MinION (courtesy of Oxford Nanopore Technology)

Nicholas Loman of the University of Birmingham has been following the development of nanopore sequencing since Clive Brown, chief technology officer of Oxford Nanopore Technologies (ONT), announced plans for two nanopore sequencers in 2012.

Loman and others were particularly intrigued by the MinION (pronounced 'min-ion'), a handheld sequencer that could be connected to a laptop via a USB port and promised to deliver reads as long as 100 kilobases in real time. In November 2013, ONT started taking applicants for its MinION Access program, in which Loman and his PhD student Joshua Quick were participants.

The MinION consists of a membrane housing around 500 protein pores that connects two chambers filled with electrolytes and allows a current to flow through. As a DNA molecule passes through the pore, the current is blocked, producing a pattern that is characteristic for each base. The challenge is to measure the current with high enough spatial and temporal resolution to decode each base accurately.
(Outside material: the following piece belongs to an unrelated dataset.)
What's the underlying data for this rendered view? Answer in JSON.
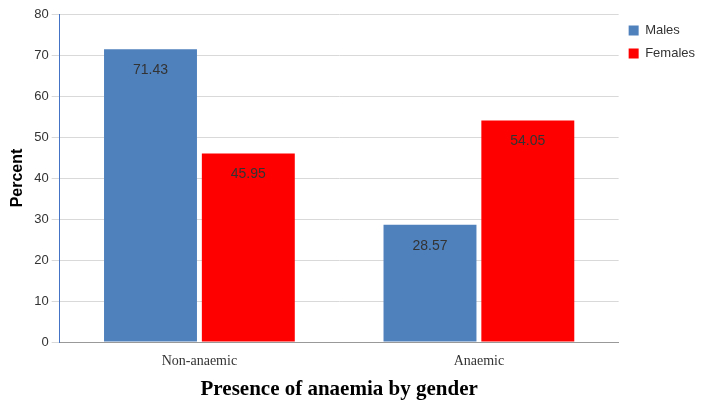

In June 2014, Loman and Quick posted a read from their first sample run on the MinION to figshare “simply to show that the instrument could do it,” recalls Loman. “Some people thought it was a physical impossibility to sequence DNA with this method.” But he acknowledges that the quality and accuracy of the read were not great.

Part of the problem was a suboptimal library preparation method—two enzymes need to be attached to the DNA to facilitate its processing through the pore. In what ONT calls the R6 version of the library prep, a motor protein binds to one end, a hairpin connects the DNA strands and a second motor protein attaches to the hairpin. The purpose of these proteins is to slow the transition down enough for the individual bases to be recorded. The reads of highest accuracy are '2D reads', in which the template strand is sequenced, followed by the hairpin and the minus strand. Poor binding efficiency of the second motor protein to the hairpin reduced the number of 2D reads in the initial MinION sequencing runs.

In September, ONT presented the R7.3 library prep, with the key improvement of having the second motor protein already ligated to the hairpin. With the R7.3 kit in hand, it took Loman and Quick only two weeks to produce data on an Escherichia coli genome and upload it to the GigaDB sequence database (Quick et al., 2014)1. Loman teamed up with Aaron Quinlan of the University of Virginia to write the program Poretools for quality control and downstream analysis (Loman and Quinlan, 2014)2. He hopes that their data will trigger the further development of tools for better alignment, variant calling and de novo assembly.

Loman also predicts that a mixture of different pores on a flowcell may improve the quality of the reads. Accuracy will also increase with the number of 2D reads. At present Loman sees an accuracy of 85% if both strands run through the pore correctly. If only one strand gets through, the accuracy drops to 70%.

Loman deems ONT's handheld device as ideally suited for diagnostics or environmental monitoring that does not rely on very high accuracy. He is also leading efforts to field test the device.